Renée Zellweger ("Judy") e Joaquin Phoenix ("Coringa") são apontados como favoritos nas categorias de melhor atriz e ator, segundo a tendência da temporada de premiações.

"1917", o filme de Sam Mendes ambientado na I Guerra Mundial, deve levar o Oscar de melhor filme, embora "Parasita", aclamada produção sul-coreana de Bong Joon-ho, possa surpreender.

"Os grandes prêmios se definem entre 'Parasita' e '1917'", disse à AFP o editor sênior de cinema da revista Variety, Marc Malkin, destacando que o complexo sistema de votação poderia acabar fazendo a balança inclinar para o filme asiático.

"Com qualquer outro filme, as pessoas dizem, 'Gostei, mas...', com 'Parasita' é 'Adorei, ponto'", continuou o especialista, acrescentando que "o entusiasmo e a alegria de Bong são completamente contagiosos".

Bong levou o primeiro dos seis Oscar a que seu filme foi indicado, o de roteiro original.

"Escrever roteiros é um processo muito solitário, a gente nunca escreve para representar seus países, mas este é muito pessoal para a Coreia do Sul", afirmou.

- Diversidade na berlinda -

Mais uma vez o Oscar não tem anfitrião, embora Steve Martin e Chris Rock tenham feito as honras com o primeiro monólogo humorístico, brincando com Jeff Bezos e o ganhador do Oscar no ano passado, Mahershala Ali.

"Tem dois Oscars, sabe o que isto significa quando a Polícia te prende? Nada", provocou Rock, mais uma vez em alusão ao problema da diversidade que assombra esta edição.

"O Oscar mudou nos últimos 92 anos... Em 1929 não havia atores negros indicados", alfinetou Martin. "Em 2020 temos um", ironizou Rock.
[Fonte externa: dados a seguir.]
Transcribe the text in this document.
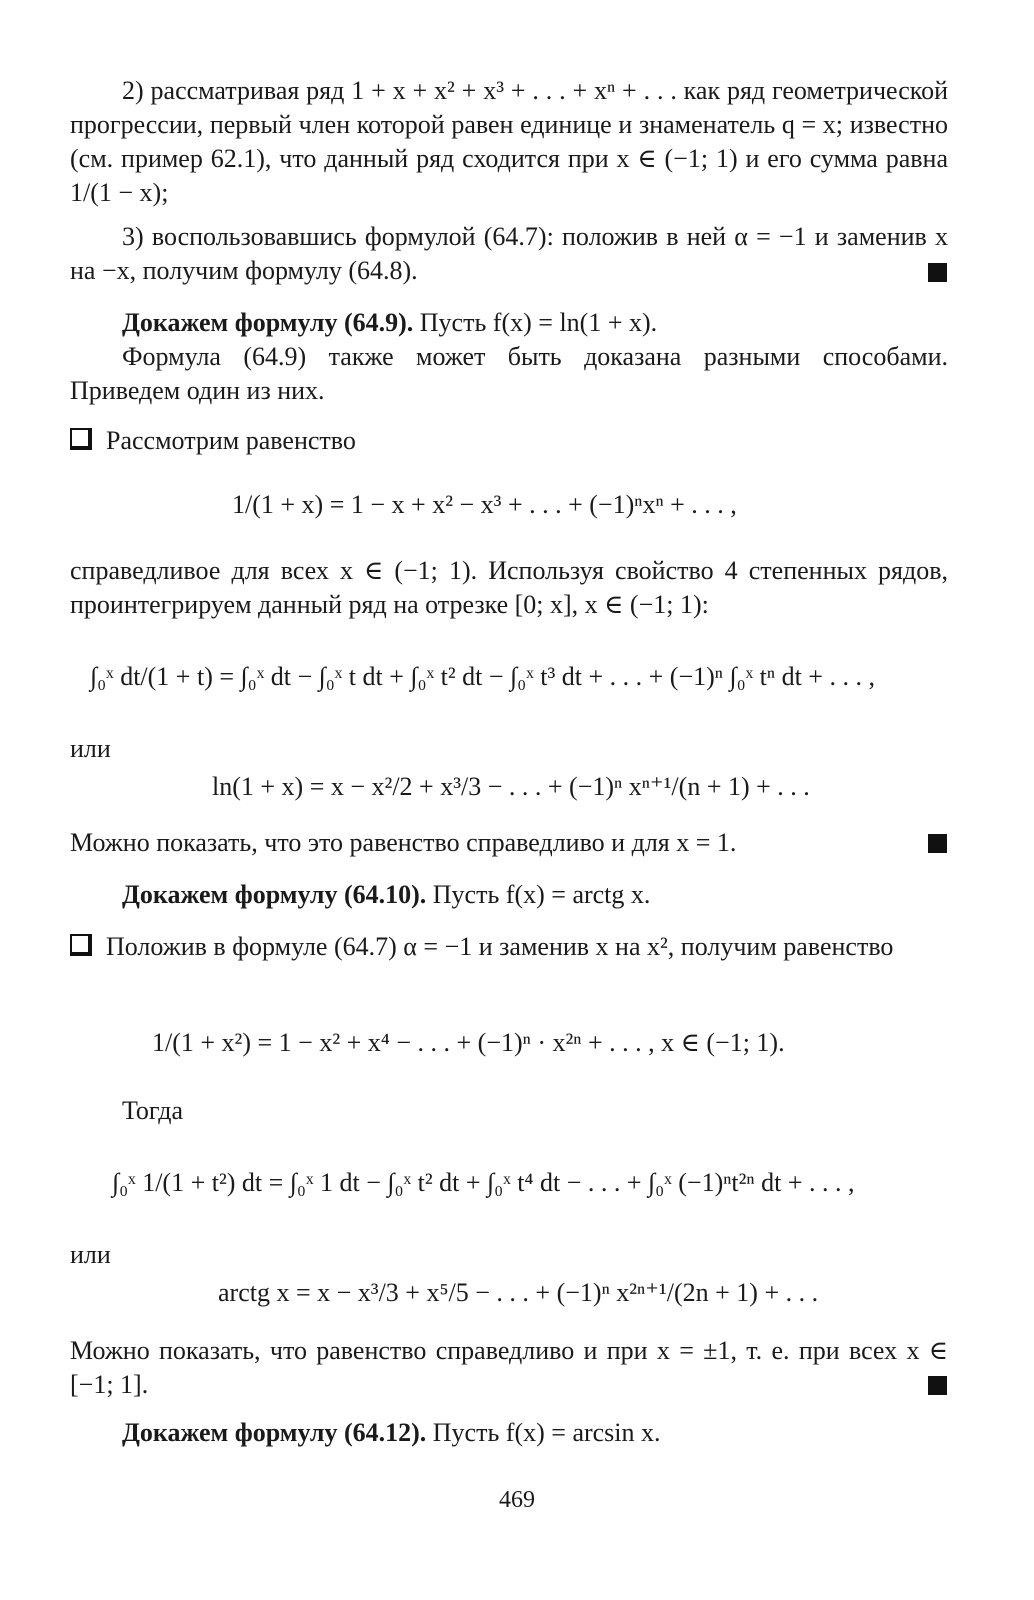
2) рассматривая ряд 1 + x + x² + x³ + . . . + xⁿ + . . . как ряд геометрической прогрессии, первый член которой равен единице и знаменатель q = x; известно (см. пример 62.1), что данный ряд сходится при x ∈ (−1; 1) и его сумма равна 1/(1 − x);

3) воспользовавшись формулой (64.7): положив в ней α = −1 и заменив x на −x, получим формулу (64.8).

Докажем формулу (64.9). Пусть f(x) = ln(1 + x).

Формула (64.9) также может быть доказана разными способами. Приведем один из них.

Рассмотрим равенство

1/(1 + x) = 1 − x + x² − x³ + . . . + (−1)ⁿxⁿ + . . . ,

справедливое для всех x ∈ (−1; 1). Используя свойство 4 степенных рядов, проинтегрируем данный ряд на отрезке [0; x], x ∈ (−1; 1):

∫₀ˣ dt/(1 + t) = ∫₀ˣ dt − ∫₀ˣ t dt + ∫₀ˣ t² dt − ∫₀ˣ t³ dt + . . . + (−1)ⁿ ∫₀ˣ tⁿ dt + . . . ,

или

ln(1 + x) = x − x²/2 + x³/3 − . . . + (−1)ⁿ xⁿ⁺¹/(n + 1) + . . .

Можно показать, что это равенство справедливо и для x = 1.

Докажем формулу (64.10). Пусть f(x) = arctg x.

Положив в формуле (64.7) α = −1 и заменив x на x², получим равенство

1/(1 + x²) = 1 − x² + x⁴ − . . . + (−1)ⁿ · x²ⁿ + . . . , x ∈ (−1; 1).

Тогда

∫₀ˣ 1/(1 + t²) dt = ∫₀ˣ 1 dt − ∫₀ˣ t² dt + ∫₀ˣ t⁴ dt − . . . + ∫₀ˣ (−1)ⁿt²ⁿ dt + . . . ,

или

arctg x = x − x³/3 + x⁵/5 − . . . + (−1)ⁿ x²ⁿ⁺¹/(2n + 1) + . . .

Можно показать, что равенство справедливо и при x = ±1, т. е. при всех x ∈ [−1; 1].

Докажем формулу (64.12). Пусть f(x) = arcsin x.

469
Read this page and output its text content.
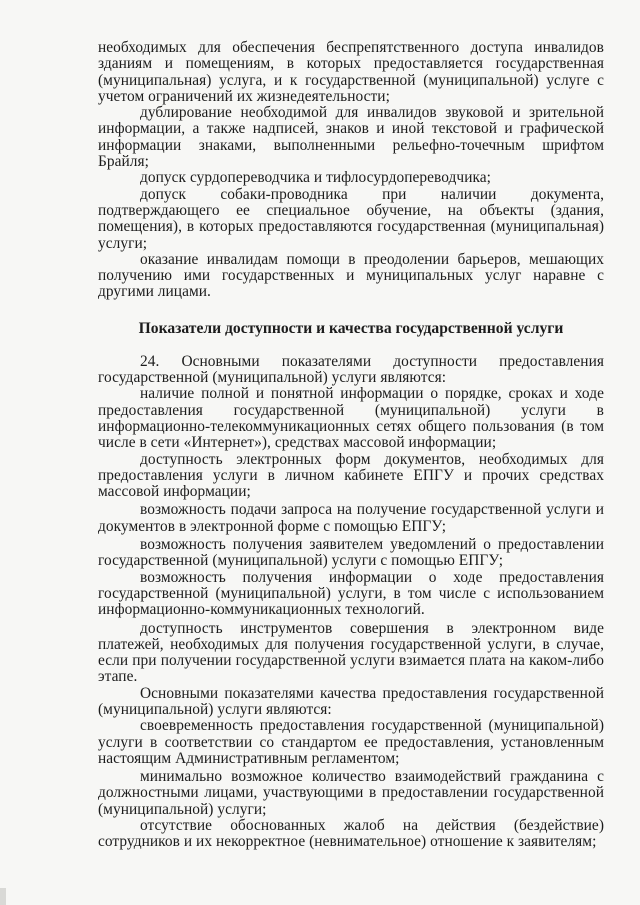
необходимых для обеспечения беспрепятственного доступа инвалидов зданиям и помещениям, в которых предоставляется государственная (муниципальная) услуга, и к государственной (муниципальной) услуге с учетом ограничений их жизнедеятельности;

дублирование необходимой для инвалидов звуковой и зрительной информации, а также надписей, знаков и иной текстовой и графической информации знаками, выполненными рельефно-точечным шрифтом Брайля;

допуск сурдопереводчика и тифлосурдопереводчика;

допуск собаки-проводника при наличии документа, подтверждающего ее специальное обучение, на объекты (здания, помещения), в которых предоставляются государственная (муниципальная) услуги;

оказание инвалидам помощи в преодолении барьеров, мешающих получению ими государственных и муниципальных услуг наравне с другими лицами.

Показатели доступности и качества государственной услуги

24. Основными показателями доступности предоставления государственной (муниципальной) услуги являются:

наличие полной и понятной информации о порядке, сроках и ходе предоставления государственной (муниципальной) услуги в информационно-телекоммуникационных сетях общего пользования (в том числе в сети «Интернет»), средствах массовой информации;

доступность электронных форм документов, необходимых для предоставления услуги в личном кабинете ЕПГУ и прочих средствах массовой информации;

возможность подачи запроса на получение государственной услуги и документов в электронной форме с помощью ЕПГУ;

возможность получения заявителем уведомлений о предоставлении государственной (муниципальной) услуги с помощью ЕПГУ;

возможность получения информации о ходе предоставления государственной (муниципальной) услуги, в том числе с использованием информационно-коммуникационных технологий.

доступность инструментов совершения в электронном виде платежей, необходимых для получения государственной услуги, в случае, если при получении государственной услуги взимается плата на каком-либо этапе.

Основными показателями качества предоставления государственной (муниципальной) услуги являются:

своевременность предоставления государственной (муниципальной) услуги в соответствии со стандартом ее предоставления, установленным настоящим Административным регламентом;

минимально возможное количество взаимодействий гражданина с должностными лицами, участвующими в предоставлении государственной (муниципальной) услуги;

отсутствие обоснованных жалоб на действия (бездействие) сотрудников и их некорректное (невнимательное) отношение к заявителям;
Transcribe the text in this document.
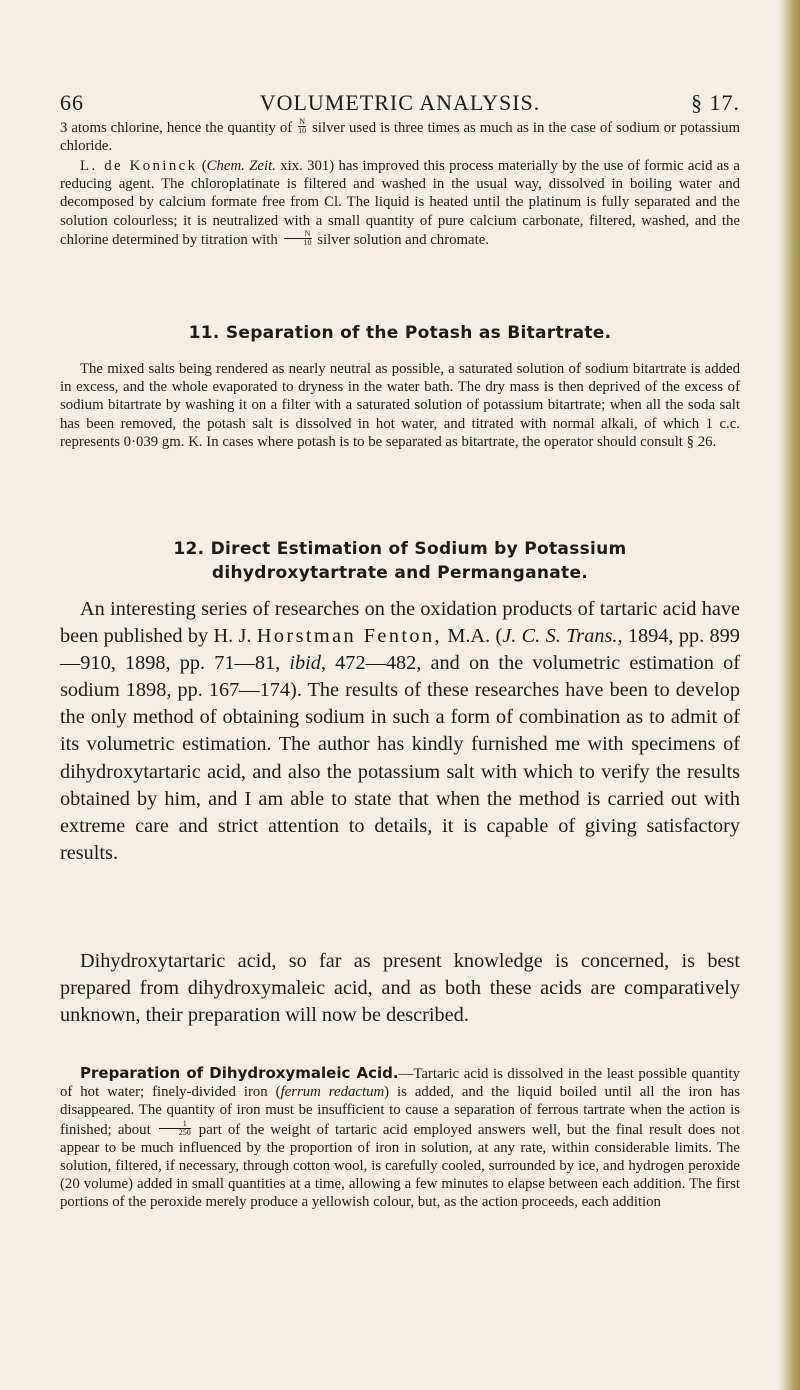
66	VOLUMETRIC ANALYSIS.	§ 17.

3 atoms chlorine, hence the quantity of $\frac{N}{10}$ silver used is three times as much as in the case of sodium or potassium chloride.

L. de Koninck (Chem. Zeit. xix. 301) has improved this process materially by the use of formic acid as a reducing agent. The chloroplatinate is filtered and washed in the usual way, dissolved in boiling water and decomposed by calcium formate free from Cl. The liquid is heated until the platinum is fully separated and the solution colourless; it is neutralized with a small quantity of pure calcium carbonate, filtered, washed, and the chlorine determined by titration with $\frac{N}{10}$ silver solution and chromate.

11. Separation of the Potash as Bitartrate.

The mixed salts being rendered as nearly neutral as possible, a saturated solution of sodium bitartrate is added in excess, and the whole evaporated to dryness in the water bath. The dry mass is then deprived of the excess of sodium bitartrate by washing it on a filter with a saturated solution of potassium bitartrate; when all the soda salt has been removed, the potash salt is dissolved in hot water, and titrated with normal alkali, of which 1 c.c. represents 0·039 gm. K. In cases where potash is to be separated as bitartrate, the operator should consult § 26.

12. Direct Estimation of Sodium by Potassium
dihydroxytartrate and Permanganate.

An interesting series of researches on the oxidation products of tartaric acid have been published by H. J. Horstman Fenton, M.A. (J. C. S. Trans., 1894, pp. 899—910, 1898, pp. 71—81, ibid, 472—482, and on the volumetric estimation of sodium 1898, pp. 167—174). The results of these researches have been to develop the only method of obtaining sodium in such a form of combination as to admit of its volumetric estimation. The author has kindly furnished me with specimens of dihydroxytartaric acid, and also the potassium salt with which to verify the results obtained by him, and I am able to state that when the method is carried out with extreme care and strict attention to details, it is capable of giving satisfactory results.

Dihydroxytartaric acid, so far as present knowledge is concerned, is best prepared from dihydroxymaleic acid, and as both these acids are comparatively unknown, their preparation will now be described.

Preparation of Dihydroxymaleic Acid.—Tartaric acid is dissolved in the least possible quantity of hot water; finely-divided iron (ferrum redactum) is added, and the liquid boiled until all the iron has disappeared. The quantity of iron must be insufficient to cause a separation of ferrous tartrate when the action is finished; about $\frac{1}{250}$ part of the weight of tartaric acid employed answers well, but the final result does not appear to be much influenced by the proportion of iron in solution, at any rate, within considerable limits. The solution, filtered, if necessary, through cotton wool, is carefully cooled, surrounded by ice, and hydrogen peroxide (20 volume) added in small quantities at a time, allowing a few minutes to elapse between each addition. The first portions of the peroxide merely produce a yellowish colour, but, as the action proceeds, each addition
É verdade. Cynthia Erivo ("Harriet") foi a única atriz não branca indicada nas categorias de interpretação.

Antonio Banderas, que chegou a ser considerado pela imprensa americana um "ator de cor", é indicado a melhor ator por "Dor e Glória", de Pedro Almodóvar, que disputa o Oscar de melhor filme estrangeiro, ambos com poucas chances.

"Conseguir uma indicação atuando em espanhol, trabalhando com meu amigo Pedro, não poderia estar mais feliz", disse Banderas no tapete vermelho. "Ter sido dirigido por meu próprio personagem é incrível", afirmou em alusão ao seu papel, baseado na vida do cineasta espanhol.

A sátira nazista "Jojo Rabbit", de Taika Waititi, levou a estatueta de melhor roteiro adaptado e "Toy Story 4", o de melhor animação.

A 92ª cerimônia do Oscar presta tributo a Kirk Douglas, o último grande ícono da era dourada de Hollywood, falecido na quarta-feira aos 103 anos, e à lenda do basquete e também premiado com o Oscar Kobe Bryant, morto em um acidente de helicóptero em 26 de janeiro.